Para el siguiente texto:

  1. Calcule cuántas palabras únicas tiene el texto.

  2. Calcule cuántas frases tiene el texto.

  3. ¿Cúales son las diez palabras más frecuentes?

  4. ¿Cuantas palabras terminan en ing?

[28]:
texto = """
Analytics is the discovery, interpretation, and communication of meaningful patterns
in data. Especially valuable in areas rich with recorded information, analytics relies
on the simultaneous application of statistics, computer programming and operations research
to quantify performance.

Organizations may apply analytics to business data to describe, predict, and improve business
performance. Specifically, areas within analytics include predictive analytics, prescriptive
analytics, enterprise decision management, descriptive analytics, cognitive analytics, Big
Data Analytics, retail analytics, store assortment and stock-keeping unit optimization,
marketing optimization and marketing mix modeling, web analytics, call analytics, speech
analytics, sales force sizing and optimization, price and promotion modeling, predictive
science, credit risk analysis, and fraud analytics. Since analytics can require extensive
computation (see big data), the algorithms and software used for analytics harness the most
current methods in computer science, statistics, and mathematics.

The field of data analysis.

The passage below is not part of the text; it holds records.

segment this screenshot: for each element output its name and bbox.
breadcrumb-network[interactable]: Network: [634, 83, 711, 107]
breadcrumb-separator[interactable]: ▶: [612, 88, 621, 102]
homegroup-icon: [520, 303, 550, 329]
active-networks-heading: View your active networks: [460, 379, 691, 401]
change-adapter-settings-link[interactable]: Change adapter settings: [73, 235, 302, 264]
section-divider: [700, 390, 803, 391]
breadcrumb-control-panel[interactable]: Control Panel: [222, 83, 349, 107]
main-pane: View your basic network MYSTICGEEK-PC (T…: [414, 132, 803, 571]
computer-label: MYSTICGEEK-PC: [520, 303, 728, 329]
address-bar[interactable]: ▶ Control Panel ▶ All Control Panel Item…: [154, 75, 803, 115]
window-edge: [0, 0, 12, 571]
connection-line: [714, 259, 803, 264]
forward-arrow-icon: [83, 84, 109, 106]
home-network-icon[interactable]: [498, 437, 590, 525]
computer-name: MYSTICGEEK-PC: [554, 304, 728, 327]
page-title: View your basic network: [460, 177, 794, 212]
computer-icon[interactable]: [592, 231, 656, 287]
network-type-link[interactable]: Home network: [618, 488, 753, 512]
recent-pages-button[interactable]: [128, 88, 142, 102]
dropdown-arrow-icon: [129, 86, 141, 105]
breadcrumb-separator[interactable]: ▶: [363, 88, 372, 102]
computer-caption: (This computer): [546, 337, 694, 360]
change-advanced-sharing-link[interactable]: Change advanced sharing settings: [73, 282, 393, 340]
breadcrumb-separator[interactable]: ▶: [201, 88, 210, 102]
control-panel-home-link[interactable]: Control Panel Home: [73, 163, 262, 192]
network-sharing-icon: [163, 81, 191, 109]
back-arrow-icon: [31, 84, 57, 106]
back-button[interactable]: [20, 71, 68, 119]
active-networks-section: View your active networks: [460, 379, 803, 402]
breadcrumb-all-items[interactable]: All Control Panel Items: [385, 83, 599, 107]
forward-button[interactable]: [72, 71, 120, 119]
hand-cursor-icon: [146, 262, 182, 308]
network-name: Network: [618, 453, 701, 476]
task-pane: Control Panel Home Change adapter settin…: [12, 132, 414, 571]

Analytics often involves studying past historical data to
research potential trends, to analyze the effects of certain decisions or events, or to
evaluate the performance of a given tool or scenario. The goal of analytics is to improve
the business by gaining knowledge which can be used to make improvements or changes.

Data analytics (DA) is the process of examining data sets in order to draw conclusions
about the information they contain, increasingly with the aid of specialized systems
and software. Data analytics technologies and techniques are widely used in commercial
industries to enable organizations to make more-informed business decisions and by
scientists and researchers to verify or disprove scientific models, theories and
hypotheses.
"""